It’s an unfashionable opinion among travel writers, but I love cruises. Visiting multiple beautiful places while unpacking only once is a real luxury. Itineraries usually include sightseeing during the day and sailing in the evening, ensuring that more of one’s waking hours are spent enjoying a destination and fewer in transit. Even the occasional day at sea is welcome, providing a moment of unavoidable relaxation. Being ensconced in comfort while surrounded by water often inspires a feeling of coziness, akin to sitting by a fire with a glass of wine during a snow.
Unfortunately, giant ships that overwhelm any but the largest ports of call have given cruises in general an undeserved bad rap. At Andrew Harper, we focus on intimate vessels. Five-thousand-passenger behemoths are fine if the boat is the point, but my insatiable curiosity about the world leads me to destination-focused cruises, for which smaller is better.

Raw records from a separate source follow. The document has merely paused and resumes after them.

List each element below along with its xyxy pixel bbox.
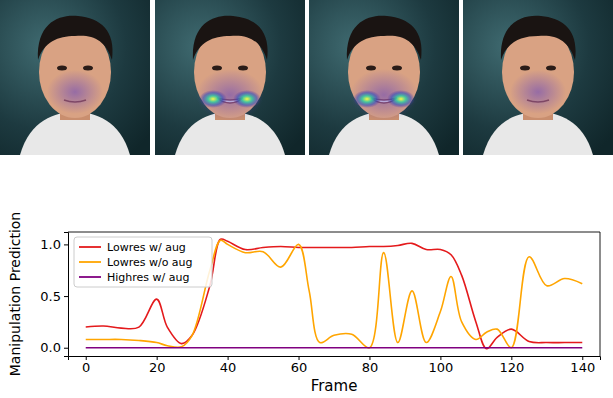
x-axis-title: Frame <box>311 377 358 395</box>
heatmap-hotspot <box>233 90 261 108</box>
heatmap-hotspot <box>387 90 415 108</box>
eye <box>546 66 556 71</box>
legend-label: Lowres w/ aug <box>107 241 186 254</box>
legend-swatch <box>79 261 101 263</box>
y-axis-title: Manipulation Prediction <box>7 212 23 376</box>
x-tick: 20 <box>149 356 166 375</box>
legend: Lowres w/ aug Lowres w/o aug Highres w/ au… <box>74 237 212 287</box>
heatmap-glow <box>510 70 566 114</box>
y-tick: 0.5 <box>40 289 68 304</box>
hair <box>501 16 576 60</box>
eye <box>83 66 93 71</box>
heatmap-glow <box>47 70 103 114</box>
series-line <box>86 347 583 349</box>
x-tick: 100 <box>428 356 453 375</box>
frame-right <box>600 232 601 356</box>
x-tick-label: 60 <box>291 360 308 375</box>
y-tick-mark <box>64 348 68 349</box>
image-background <box>155 0 305 155</box>
hair <box>193 16 268 60</box>
figure: 0 20 40 60 80 100 120 140 0.0 0.5 1.0 Frame Manipula… <box>0 0 613 398</box>
x-tick-label: 100 <box>428 360 453 375</box>
heatmap-glow <box>196 69 264 121</box>
y-tick-mark <box>64 244 68 245</box>
y-tick-mark <box>64 296 68 297</box>
series-line <box>86 240 583 348</box>
image-panel <box>0 0 150 155</box>
x-tick: 60 <box>291 356 308 375</box>
legend-label: Lowres w/o aug <box>107 256 193 269</box>
y-tick-label: 0.0 <box>40 340 61 355</box>
y-axis-line <box>64 233 69 357</box>
eye <box>392 66 402 71</box>
x-axis: 0 20 40 60 80 100 120 140 <box>69 356 601 375</box>
eye <box>238 66 248 71</box>
x-tick: 140 <box>570 356 595 375</box>
x-tick-label: 120 <box>499 360 524 375</box>
image-background <box>463 0 613 155</box>
eye <box>366 66 376 71</box>
x-tick-label: 0 <box>82 360 90 375</box>
image-panel <box>309 0 459 155</box>
y-tick-label: 0.5 <box>40 289 61 304</box>
hair <box>38 16 113 60</box>
x-tick: 0 <box>82 356 90 375</box>
image-background <box>0 0 150 155</box>
y-tick: 0.0 <box>40 340 68 355</box>
y-tick-label: 1.0 <box>40 237 61 252</box>
plot-area <box>86 239 583 349</box>
x-tick-label: 20 <box>149 360 166 375</box>
hair <box>347 16 422 60</box>
frame-top <box>68 232 600 233</box>
legend-swatch <box>79 246 101 248</box>
x-tick-label: 140 <box>570 360 595 375</box>
x-tick-label: 40 <box>220 360 237 375</box>
x-tick: 40 <box>220 356 237 375</box>
heatmap-hotspot <box>353 90 381 108</box>
eye <box>520 66 530 71</box>
series-line <box>86 239 583 349</box>
image-background <box>309 0 459 155</box>
heatmap-hotspot <box>199 90 227 108</box>
eye <box>57 66 67 71</box>
y-axis: 0.0 0.5 1.0 <box>40 233 68 357</box>
image-panel <box>463 0 613 155</box>
x-tick-label: 80 <box>362 360 379 375</box>
x-tick: 120 <box>499 356 524 375</box>
legend-label: Highres w/ aug <box>107 271 189 284</box>
y-tick: 1.0 <box>40 237 68 252</box>
eye <box>212 66 222 71</box>
image-panel <box>155 0 305 155</box>
x-tick: 80 <box>362 356 379 375</box>
heatmap-glow <box>350 69 418 121</box>
legend-swatch <box>79 276 101 278</box>
legend-box <box>74 237 212 287</box>
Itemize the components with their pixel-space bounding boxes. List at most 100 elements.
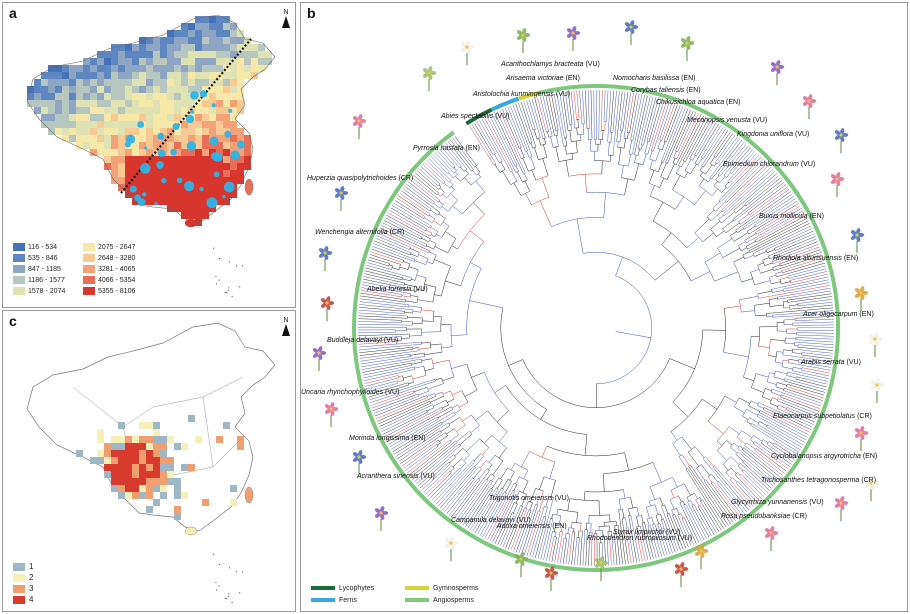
tree-branch <box>544 138 547 145</box>
tree-branch <box>398 264 401 270</box>
map-a-cell <box>174 107 181 114</box>
tree-branch <box>742 447 744 450</box>
map-a-cell <box>160 93 167 100</box>
map-a-cell <box>132 128 139 135</box>
plant-illustration <box>854 286 869 311</box>
plant-petal <box>840 135 845 142</box>
map-a-cell <box>209 191 216 198</box>
map-a-cell <box>209 79 216 86</box>
north-arrow-icon: N <box>279 9 293 28</box>
tree-branch <box>582 251 656 281</box>
tree-branch <box>584 174 587 193</box>
tree-branch <box>677 111 697 152</box>
tree-branch <box>755 448 787 472</box>
tree-branch <box>365 380 398 390</box>
tree-branch <box>397 430 441 460</box>
map-a-cell <box>76 86 83 93</box>
map-a-cell <box>174 51 181 58</box>
tree-branch <box>540 96 549 132</box>
tree-branch <box>582 90 585 124</box>
map-a-cell <box>111 156 118 163</box>
tree-branch <box>399 193 431 215</box>
tree-branch <box>710 221 721 230</box>
tree-branch <box>709 138 740 178</box>
tree-branch <box>426 160 450 183</box>
tree-branch <box>524 510 539 555</box>
tree-branch <box>520 505 523 507</box>
tree-branch <box>772 290 784 293</box>
map-a-cell <box>104 128 111 135</box>
map-a-cell <box>195 30 202 37</box>
tree-branch <box>426 387 429 392</box>
tree-branch <box>393 202 432 227</box>
tree-branch <box>722 220 734 229</box>
tree-branch <box>729 426 740 435</box>
plant-center <box>323 251 327 255</box>
map-a-cell <box>118 156 125 163</box>
map-a-cell <box>139 142 146 149</box>
tree-branch <box>407 440 450 474</box>
legend-label: 535 - 846 <box>28 255 58 262</box>
tree-branch <box>369 254 401 265</box>
tree-branch <box>455 171 458 175</box>
tree-branch <box>781 394 820 409</box>
tree-branch <box>576 512 578 523</box>
species-name: Meconopsis venusta <box>687 117 753 124</box>
tree-branch <box>433 202 441 209</box>
tree-branch <box>481 118 511 172</box>
tree-branch <box>618 508 623 510</box>
tree-branch <box>782 354 832 363</box>
tree-branch <box>478 466 482 469</box>
tree-branch <box>566 533 570 535</box>
tree-branch <box>787 293 832 301</box>
hotspot-cell <box>153 485 160 492</box>
species-label: Trigonotis omeiensis (VU) <box>489 495 569 502</box>
tree-branch <box>785 337 796 339</box>
tree-branch <box>421 463 451 491</box>
map-a-cell <box>48 72 55 79</box>
tree-branch <box>459 417 466 426</box>
tree-branch <box>648 99 662 142</box>
tree-branch <box>672 175 681 190</box>
map-a-cell <box>118 93 125 100</box>
hotspot-cell <box>111 450 118 457</box>
tree-branch <box>616 533 621 565</box>
map-a-cell <box>69 100 76 107</box>
map-a-cell <box>244 135 251 142</box>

Few luxury cruise lines have a smaller average cabin count than Ponant, which designs itineraries to be leisurely as well as culturally enriching. Its 13-ship fleet ranges from a 16-cabin sailing yacht to the 165-cabin Polynesian-focused Paul Gauguin. Ponant most recently unveiled Le Commandant Charcot, a plush 123-cabin icebreaker ideal for polar expeditions. We spent a week in Vietnam aboard one of its six Explorer-class ships, the 92-cabin Le Lapérouse, which had been chartered by Gohagan & Co. Its office staff knew my identity, but they kept it a secret from Ponant and our fellow passengers.